Striping for I/O-request-intensive applications

A good compromise stripe unit size for I/O-request-intensive applications is one that results in a 3% to 5% probability of splitting in a uniform distribution of requests. For example, a 2 KB (four-block) database page size would have an ideal stripe unit size of 100 blocks. This would typically be rounded up to the nearest power of two (128 blocks, or 65,536 bytes) for simplicity.

I/O-request-intensive applications are typically characterized by small (for example, 2 to 16 KB) data transfers for each request. These applications are I/O bound because they make so many I/O requests, not because they transfer large amounts of data.

For example, an application that makes 1,000 I/O requests per second with an average request size of 2 KB uses at most 2 MB per second of data transfer bandwidth. Because each I/O request occupies a disk completely for the duration of its execution, the way to maximize I/O throughput for I/O-request-intensive applications is to maximize the number of disks that can be executing requests concurrently. Clearly, the largest number of concurrent I/O requests that can be executed on a volume is the number of disks that contribute to the volume's storage. Each application I/O request that "splits" across two stripe units occupies two disks for the duration of its execution, reducing the number of requests that can be executed concurrently and thus the efficiency of I/O response.

Therefore, try to minimize the probability that I/O requests "split" across stripe units in I/O-request-intensive applications.
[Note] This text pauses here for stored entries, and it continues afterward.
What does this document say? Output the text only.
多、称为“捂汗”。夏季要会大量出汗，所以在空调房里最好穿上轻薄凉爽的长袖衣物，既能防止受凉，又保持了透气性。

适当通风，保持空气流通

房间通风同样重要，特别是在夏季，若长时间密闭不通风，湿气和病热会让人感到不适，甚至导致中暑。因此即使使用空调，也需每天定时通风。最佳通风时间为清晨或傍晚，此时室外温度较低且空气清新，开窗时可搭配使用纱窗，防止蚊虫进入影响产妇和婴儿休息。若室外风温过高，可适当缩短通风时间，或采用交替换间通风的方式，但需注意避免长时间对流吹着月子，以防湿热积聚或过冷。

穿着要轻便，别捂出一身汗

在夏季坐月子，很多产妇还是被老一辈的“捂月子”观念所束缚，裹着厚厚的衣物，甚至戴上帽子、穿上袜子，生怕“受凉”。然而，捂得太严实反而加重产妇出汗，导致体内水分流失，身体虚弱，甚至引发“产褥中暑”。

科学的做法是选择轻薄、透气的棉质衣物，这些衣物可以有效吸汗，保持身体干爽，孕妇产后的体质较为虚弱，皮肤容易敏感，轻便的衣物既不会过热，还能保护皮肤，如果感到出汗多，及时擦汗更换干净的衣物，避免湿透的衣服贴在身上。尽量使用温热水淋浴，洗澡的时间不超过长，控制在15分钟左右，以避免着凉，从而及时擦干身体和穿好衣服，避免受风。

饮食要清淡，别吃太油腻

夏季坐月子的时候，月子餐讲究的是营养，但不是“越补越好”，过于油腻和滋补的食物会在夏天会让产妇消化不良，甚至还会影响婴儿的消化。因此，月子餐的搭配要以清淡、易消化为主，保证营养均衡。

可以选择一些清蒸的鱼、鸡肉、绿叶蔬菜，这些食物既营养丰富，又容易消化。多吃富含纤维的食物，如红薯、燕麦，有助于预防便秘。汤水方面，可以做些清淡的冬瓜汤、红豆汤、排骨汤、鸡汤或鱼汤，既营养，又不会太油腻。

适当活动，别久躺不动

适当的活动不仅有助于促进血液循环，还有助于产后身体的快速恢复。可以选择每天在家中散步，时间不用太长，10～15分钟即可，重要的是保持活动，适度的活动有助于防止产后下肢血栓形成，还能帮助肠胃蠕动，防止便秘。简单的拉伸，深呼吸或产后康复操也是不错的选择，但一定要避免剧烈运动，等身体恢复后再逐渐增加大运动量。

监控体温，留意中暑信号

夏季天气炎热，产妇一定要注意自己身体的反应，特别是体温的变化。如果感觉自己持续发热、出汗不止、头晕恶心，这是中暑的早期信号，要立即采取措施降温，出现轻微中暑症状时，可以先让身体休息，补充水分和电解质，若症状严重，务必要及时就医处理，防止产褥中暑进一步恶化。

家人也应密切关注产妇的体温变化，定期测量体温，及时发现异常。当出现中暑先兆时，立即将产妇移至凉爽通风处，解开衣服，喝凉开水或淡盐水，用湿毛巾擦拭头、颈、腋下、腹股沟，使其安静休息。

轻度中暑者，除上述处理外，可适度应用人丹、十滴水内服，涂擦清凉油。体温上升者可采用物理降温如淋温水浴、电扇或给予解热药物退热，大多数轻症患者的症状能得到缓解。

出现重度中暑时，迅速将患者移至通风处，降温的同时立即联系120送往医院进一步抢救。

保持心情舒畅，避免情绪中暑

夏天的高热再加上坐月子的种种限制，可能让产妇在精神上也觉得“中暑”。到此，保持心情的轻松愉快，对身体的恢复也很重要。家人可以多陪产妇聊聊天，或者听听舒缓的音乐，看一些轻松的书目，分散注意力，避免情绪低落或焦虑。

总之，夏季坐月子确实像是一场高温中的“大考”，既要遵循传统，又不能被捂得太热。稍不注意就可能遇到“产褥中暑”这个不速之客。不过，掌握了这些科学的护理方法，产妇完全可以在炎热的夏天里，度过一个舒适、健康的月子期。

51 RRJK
The following factors influence whether an I/O request with a random starting address will split across two stripe units:

Most database management systems will allocate pages in alignment with the blocks in a file, so that requests for the first page will almost never split across stripe units. However, database requests for two or more consecutive pages may split across stripe units. In this case, larger stripe unit sizes reduce the probability of split I/O requests. However, the primary objective of striping data across a volume is to cause I/O requests to be spread across the volume's disks. Too large a stripe unit size is likely to reduce this spreading effect.